By Kristin Halsey
When artists are stripped of the only thing they know how to do, what comes next can be a complex journey of self-discovery and inner strength. This is the story of “Compleat Female Stage Beauty,” the Forest Robert Theatre’s opening play of the season.
Shelley Russell, a professor in the theater department and director of the play, chose to do it because of what the play represents.
“I find the questions on artistic, individual and sexual identity are relevant and interesting,” Russell said.
The play tells a story set in the 1660s in London, where the most famous actor to play leading female roles was a man by the name of Edward Kynaston during a time when women were not allowed to act.
Kynaston is known for his roles as some of the most famous, powerful Shakespearean leading lady characters such as: Ophelia, Cleopatra and, most importantly, Desdemona in Othello.
“I’ve had students in my office asking me some of the same questions that people ask in this play. Those questions may be, ‘How do I deal with being an artist in a world that doesn’t always understand artists?’ It may be, ‘How do I deal with being different?’” Russell said.
The characters in the show are real people from history, which poses a unique challenge to the actors.
Aaron Sarka, a senior theater major, plays the role of Charles II. Charles was the king of England at the time.
As a veteran to the Forest Roberts Theatre stage, Sarka has had experience playing many roles, but this one poses more of a challenge to the actor.
“It’s different because I’m playing a real person,” Sarka said. “There are certain ways he spoke and many different things he wrote that I can look at. It gives me an idea of how he acted and I feel on some level I need to stay true to him.”
Although he is portraying someone from history, Sarka said he feels he can still make the character his own.
“I can draw from what I learned and portray him in the way I see him, which is unique compared to another actor’s way of portraying him,” Sarka said.
Jacob Barbot, a junior theater major, plays the role of Samuel Peyps, a famed writer of the time. Barbot said he also finds playing a real person a challenge.
“It’s just different because you want to respect the real person,” Barbot said. “You want to take some of the things that were in their life, but you also want to stay relevant to the play and your central idea of the play.”
With the combination of new and more seasoned actors on the stage, the rehearsal process has been interesting, Barbot said.
Taylor Kulju, a sophomore theater major, plays the role of Margaret Hughes, who was the first English female actress. Hughes is a strong-willed female character who starts off as a mediocre actress but grows mature in her acting style by the end of the play. Hughes single-handedly threatens Kynaston’s livelihood when she plays Desdemona in an illegal theater production of the play.
“I’m obviously more comfortable with the older students because I have worked with them before,” Kulju said. “However, the new people, we have so many talented people in this cast that are new, and working with them brings a whole new level of new ideas, which is exciting,” Kulju said.

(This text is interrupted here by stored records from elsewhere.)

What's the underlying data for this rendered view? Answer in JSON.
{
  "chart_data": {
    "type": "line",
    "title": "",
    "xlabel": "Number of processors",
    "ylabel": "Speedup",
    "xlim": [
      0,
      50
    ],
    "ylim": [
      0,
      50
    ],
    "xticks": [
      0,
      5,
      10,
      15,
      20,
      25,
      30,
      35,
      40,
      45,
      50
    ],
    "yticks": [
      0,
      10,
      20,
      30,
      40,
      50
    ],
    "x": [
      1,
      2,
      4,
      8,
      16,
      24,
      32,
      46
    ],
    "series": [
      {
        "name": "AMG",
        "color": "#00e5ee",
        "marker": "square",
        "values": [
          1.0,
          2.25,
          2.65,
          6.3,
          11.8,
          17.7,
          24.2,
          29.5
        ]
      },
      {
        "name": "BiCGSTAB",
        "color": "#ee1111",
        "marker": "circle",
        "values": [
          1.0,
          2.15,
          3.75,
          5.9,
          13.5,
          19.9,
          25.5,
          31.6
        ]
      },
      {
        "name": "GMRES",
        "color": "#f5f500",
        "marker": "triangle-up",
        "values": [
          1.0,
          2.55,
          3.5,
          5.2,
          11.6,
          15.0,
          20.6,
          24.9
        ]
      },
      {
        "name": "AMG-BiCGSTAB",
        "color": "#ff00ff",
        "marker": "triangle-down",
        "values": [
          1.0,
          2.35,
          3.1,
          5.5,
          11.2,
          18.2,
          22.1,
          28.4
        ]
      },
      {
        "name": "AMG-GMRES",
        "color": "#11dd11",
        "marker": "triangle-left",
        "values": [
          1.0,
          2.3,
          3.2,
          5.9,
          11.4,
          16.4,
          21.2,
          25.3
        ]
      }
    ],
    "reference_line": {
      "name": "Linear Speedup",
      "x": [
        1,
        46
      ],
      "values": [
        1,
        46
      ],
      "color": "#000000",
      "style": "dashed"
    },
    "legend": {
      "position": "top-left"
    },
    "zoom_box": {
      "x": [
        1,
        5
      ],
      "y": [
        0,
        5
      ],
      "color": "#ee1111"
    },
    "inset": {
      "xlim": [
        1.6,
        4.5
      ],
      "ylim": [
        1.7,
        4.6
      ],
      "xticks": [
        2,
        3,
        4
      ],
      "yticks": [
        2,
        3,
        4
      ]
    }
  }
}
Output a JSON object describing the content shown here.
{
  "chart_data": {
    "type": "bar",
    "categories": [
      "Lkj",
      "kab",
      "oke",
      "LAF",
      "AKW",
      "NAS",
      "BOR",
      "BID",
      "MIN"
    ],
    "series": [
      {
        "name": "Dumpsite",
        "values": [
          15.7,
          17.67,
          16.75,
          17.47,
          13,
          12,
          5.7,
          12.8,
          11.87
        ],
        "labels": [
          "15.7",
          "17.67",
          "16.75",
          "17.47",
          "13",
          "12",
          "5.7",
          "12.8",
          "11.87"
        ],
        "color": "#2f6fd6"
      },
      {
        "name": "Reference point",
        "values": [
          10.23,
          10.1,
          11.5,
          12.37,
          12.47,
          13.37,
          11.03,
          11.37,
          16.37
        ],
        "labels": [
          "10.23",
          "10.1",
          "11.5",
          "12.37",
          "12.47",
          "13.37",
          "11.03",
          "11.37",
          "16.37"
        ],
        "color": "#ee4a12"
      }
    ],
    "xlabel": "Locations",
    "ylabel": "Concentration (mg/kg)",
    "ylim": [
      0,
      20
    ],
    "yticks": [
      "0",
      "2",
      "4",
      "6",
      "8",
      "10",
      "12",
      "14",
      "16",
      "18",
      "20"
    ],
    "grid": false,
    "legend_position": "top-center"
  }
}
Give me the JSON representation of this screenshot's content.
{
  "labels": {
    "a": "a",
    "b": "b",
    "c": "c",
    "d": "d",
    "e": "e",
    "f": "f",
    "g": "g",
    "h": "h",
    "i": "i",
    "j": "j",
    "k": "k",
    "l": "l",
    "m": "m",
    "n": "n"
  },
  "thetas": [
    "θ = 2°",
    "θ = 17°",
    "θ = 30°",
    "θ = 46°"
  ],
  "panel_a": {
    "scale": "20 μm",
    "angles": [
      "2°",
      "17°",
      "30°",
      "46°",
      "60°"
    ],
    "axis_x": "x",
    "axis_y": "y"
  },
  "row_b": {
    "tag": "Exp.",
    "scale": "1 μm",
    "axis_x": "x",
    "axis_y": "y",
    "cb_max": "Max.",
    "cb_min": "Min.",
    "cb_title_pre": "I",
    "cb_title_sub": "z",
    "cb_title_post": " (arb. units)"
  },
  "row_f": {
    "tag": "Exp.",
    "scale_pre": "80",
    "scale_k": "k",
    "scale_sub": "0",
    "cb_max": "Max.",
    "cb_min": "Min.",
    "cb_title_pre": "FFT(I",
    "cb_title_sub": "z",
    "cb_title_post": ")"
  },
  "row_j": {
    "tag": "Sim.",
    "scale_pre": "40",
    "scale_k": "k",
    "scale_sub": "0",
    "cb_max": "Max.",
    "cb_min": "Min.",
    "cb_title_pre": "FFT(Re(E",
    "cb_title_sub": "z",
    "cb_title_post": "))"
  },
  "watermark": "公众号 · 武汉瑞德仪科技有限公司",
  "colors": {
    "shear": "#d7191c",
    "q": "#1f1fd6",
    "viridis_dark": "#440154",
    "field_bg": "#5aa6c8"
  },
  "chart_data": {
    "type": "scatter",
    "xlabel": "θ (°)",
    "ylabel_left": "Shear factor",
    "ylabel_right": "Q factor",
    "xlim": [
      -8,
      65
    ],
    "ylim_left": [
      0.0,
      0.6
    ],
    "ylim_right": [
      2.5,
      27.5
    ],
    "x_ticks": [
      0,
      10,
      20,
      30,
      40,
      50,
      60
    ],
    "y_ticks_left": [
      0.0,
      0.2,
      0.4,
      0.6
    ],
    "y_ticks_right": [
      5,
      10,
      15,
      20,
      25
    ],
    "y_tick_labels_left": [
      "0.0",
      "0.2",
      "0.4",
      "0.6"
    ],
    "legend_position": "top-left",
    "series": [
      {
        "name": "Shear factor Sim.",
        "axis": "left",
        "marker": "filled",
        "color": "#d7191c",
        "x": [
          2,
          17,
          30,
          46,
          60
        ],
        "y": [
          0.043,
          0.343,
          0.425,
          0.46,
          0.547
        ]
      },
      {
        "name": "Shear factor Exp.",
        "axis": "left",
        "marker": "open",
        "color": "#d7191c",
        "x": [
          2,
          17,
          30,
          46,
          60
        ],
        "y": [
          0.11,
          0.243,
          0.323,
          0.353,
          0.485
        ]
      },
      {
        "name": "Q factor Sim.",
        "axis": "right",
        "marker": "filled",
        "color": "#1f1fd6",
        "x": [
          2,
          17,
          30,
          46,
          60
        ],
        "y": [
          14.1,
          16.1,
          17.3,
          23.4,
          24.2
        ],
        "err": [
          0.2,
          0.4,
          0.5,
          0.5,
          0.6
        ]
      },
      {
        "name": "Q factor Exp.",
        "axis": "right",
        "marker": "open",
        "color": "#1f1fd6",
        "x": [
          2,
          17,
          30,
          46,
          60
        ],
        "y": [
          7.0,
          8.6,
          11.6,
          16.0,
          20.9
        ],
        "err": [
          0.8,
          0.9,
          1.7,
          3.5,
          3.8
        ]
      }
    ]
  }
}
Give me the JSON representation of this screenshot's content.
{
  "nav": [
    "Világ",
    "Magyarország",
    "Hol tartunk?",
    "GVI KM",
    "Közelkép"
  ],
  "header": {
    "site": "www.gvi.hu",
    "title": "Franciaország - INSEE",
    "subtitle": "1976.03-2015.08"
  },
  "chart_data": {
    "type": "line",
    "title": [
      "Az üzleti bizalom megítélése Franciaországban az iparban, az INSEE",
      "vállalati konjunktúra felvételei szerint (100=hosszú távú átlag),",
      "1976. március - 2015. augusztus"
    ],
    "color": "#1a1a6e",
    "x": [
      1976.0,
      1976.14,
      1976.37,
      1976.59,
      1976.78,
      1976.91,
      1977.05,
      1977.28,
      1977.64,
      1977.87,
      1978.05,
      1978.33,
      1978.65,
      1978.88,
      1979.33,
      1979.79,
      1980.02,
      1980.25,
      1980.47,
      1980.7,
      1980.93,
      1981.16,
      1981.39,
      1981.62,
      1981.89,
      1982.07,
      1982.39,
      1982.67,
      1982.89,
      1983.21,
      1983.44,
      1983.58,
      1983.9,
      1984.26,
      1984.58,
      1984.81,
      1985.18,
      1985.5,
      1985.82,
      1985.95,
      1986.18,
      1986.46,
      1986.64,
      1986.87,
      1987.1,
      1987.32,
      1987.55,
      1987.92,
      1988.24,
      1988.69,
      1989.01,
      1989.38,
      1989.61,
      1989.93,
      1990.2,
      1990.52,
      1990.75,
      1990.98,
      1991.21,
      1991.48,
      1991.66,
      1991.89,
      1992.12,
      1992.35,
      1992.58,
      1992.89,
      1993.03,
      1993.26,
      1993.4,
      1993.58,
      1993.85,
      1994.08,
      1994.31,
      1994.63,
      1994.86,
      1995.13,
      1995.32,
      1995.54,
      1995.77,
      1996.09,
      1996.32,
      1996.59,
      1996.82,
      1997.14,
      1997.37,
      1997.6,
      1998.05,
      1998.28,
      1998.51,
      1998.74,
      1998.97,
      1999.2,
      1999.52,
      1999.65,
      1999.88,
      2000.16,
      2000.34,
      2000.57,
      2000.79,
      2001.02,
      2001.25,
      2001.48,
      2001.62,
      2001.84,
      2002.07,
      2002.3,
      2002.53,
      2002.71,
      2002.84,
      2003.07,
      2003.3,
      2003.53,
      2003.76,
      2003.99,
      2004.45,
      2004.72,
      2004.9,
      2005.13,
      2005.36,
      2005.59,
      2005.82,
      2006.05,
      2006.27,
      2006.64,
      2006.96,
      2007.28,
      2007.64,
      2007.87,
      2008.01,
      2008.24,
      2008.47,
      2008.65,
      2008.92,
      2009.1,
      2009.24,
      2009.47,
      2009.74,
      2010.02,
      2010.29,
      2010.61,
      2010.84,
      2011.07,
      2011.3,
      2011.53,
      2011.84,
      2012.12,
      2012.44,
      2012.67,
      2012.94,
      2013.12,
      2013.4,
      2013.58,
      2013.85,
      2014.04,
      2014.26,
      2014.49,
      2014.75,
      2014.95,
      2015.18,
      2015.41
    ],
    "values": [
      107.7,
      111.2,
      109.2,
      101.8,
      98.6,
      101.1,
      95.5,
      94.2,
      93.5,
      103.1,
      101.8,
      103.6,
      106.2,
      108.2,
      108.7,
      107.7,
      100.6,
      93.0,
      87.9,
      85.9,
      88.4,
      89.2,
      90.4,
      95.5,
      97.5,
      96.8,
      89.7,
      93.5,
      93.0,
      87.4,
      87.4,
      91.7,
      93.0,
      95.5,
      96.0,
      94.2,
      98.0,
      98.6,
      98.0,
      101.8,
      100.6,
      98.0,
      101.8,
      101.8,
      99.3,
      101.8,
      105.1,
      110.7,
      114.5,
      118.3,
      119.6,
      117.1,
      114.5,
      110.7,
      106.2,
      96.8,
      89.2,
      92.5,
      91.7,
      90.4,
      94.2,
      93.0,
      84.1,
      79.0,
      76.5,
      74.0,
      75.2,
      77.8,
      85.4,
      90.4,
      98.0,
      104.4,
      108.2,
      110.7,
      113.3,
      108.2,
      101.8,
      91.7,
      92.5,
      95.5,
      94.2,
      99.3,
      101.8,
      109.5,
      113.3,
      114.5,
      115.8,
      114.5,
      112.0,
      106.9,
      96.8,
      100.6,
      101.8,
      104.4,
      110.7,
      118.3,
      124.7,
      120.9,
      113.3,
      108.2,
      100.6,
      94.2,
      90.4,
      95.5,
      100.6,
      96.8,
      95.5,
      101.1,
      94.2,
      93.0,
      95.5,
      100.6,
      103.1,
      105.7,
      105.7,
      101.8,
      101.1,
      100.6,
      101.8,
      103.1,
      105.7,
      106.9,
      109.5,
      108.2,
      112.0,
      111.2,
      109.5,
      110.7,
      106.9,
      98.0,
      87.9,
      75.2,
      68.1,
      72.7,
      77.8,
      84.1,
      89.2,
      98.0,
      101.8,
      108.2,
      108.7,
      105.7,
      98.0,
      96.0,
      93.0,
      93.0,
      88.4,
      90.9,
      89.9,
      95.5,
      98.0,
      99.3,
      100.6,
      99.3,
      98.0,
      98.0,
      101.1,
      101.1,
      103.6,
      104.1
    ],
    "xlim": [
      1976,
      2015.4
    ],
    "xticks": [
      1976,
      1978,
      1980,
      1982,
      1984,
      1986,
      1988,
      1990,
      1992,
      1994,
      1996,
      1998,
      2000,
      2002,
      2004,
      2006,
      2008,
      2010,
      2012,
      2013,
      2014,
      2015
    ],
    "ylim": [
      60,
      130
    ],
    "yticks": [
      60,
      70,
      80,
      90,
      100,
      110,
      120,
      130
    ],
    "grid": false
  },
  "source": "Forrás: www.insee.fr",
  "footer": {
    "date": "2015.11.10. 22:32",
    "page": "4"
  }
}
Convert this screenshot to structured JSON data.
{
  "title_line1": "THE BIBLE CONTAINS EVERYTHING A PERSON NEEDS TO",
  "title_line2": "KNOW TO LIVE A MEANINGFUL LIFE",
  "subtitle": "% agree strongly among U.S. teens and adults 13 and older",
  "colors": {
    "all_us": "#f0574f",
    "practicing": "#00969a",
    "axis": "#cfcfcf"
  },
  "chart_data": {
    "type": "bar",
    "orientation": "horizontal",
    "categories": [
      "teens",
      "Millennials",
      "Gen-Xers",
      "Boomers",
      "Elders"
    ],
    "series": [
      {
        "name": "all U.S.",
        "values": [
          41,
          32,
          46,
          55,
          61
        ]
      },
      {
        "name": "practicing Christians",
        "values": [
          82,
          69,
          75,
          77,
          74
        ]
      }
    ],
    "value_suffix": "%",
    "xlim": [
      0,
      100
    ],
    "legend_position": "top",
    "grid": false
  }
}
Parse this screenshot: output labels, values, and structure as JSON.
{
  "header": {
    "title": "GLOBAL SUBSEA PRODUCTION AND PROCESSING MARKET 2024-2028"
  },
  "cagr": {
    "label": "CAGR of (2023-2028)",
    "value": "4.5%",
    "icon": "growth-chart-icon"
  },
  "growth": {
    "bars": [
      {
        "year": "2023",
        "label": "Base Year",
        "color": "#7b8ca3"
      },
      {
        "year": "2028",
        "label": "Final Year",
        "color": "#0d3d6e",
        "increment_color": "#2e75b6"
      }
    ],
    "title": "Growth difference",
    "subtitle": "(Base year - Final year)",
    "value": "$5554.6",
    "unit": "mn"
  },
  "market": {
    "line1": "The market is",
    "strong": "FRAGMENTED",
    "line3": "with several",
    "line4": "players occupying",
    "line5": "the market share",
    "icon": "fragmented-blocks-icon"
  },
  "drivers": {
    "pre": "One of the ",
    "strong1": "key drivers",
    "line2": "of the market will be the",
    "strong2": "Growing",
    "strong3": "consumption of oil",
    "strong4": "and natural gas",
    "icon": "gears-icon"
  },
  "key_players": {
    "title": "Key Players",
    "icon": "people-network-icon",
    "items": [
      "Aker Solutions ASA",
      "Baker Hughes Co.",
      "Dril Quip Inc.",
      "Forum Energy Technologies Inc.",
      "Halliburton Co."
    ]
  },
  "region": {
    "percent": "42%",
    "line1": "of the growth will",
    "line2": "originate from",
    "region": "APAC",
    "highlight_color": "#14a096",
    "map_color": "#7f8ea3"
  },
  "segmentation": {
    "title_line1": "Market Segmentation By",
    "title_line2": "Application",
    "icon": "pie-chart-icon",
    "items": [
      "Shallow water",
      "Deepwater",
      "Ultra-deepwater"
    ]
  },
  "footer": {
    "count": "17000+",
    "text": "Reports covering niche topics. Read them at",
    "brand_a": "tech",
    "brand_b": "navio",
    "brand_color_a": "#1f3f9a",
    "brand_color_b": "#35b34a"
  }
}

Patrick Bradley, a freshman theater major, plays the role of Edward Kynaston.
Kynaston is an orphan who, at young age, was trained how to portray females. After the law is passed that only women can play female roles, Kynaston has an identity crisis.
“I think that makes it infinitely more difficult because you’re trying to portray someone that actually existed and that’s a huge responsibility,” Bradley said.
After witnessing one of the performances, an aspiring actress, Nell Gwynn, mistress of Charles the II, decides to seduce the king to change the law and allow women to act.
Kynaston is now left with the problem of discovering who he is without his female roles to play.
Bradley is not new to the FRT stage and finds this role to be one of more difficult roles he has played.
“There are things that these people did in their lives and different mannerisms that they had that you have to incorporate and try to make it real,” Bradley said.
Bradley said that, even though the show is a period piece, it can still relate to college audiences.
“It does a good job representing the struggles that some people have with their own sexuality. I think that it is something that is especially difficult for young people to go through,” Bradley said.
Compleat Female Stage Beauty runs at 7:30 p.m. Oct. 12 through Oct. 15. There will also be a matinee show at 1 p.m. on Oct. 15.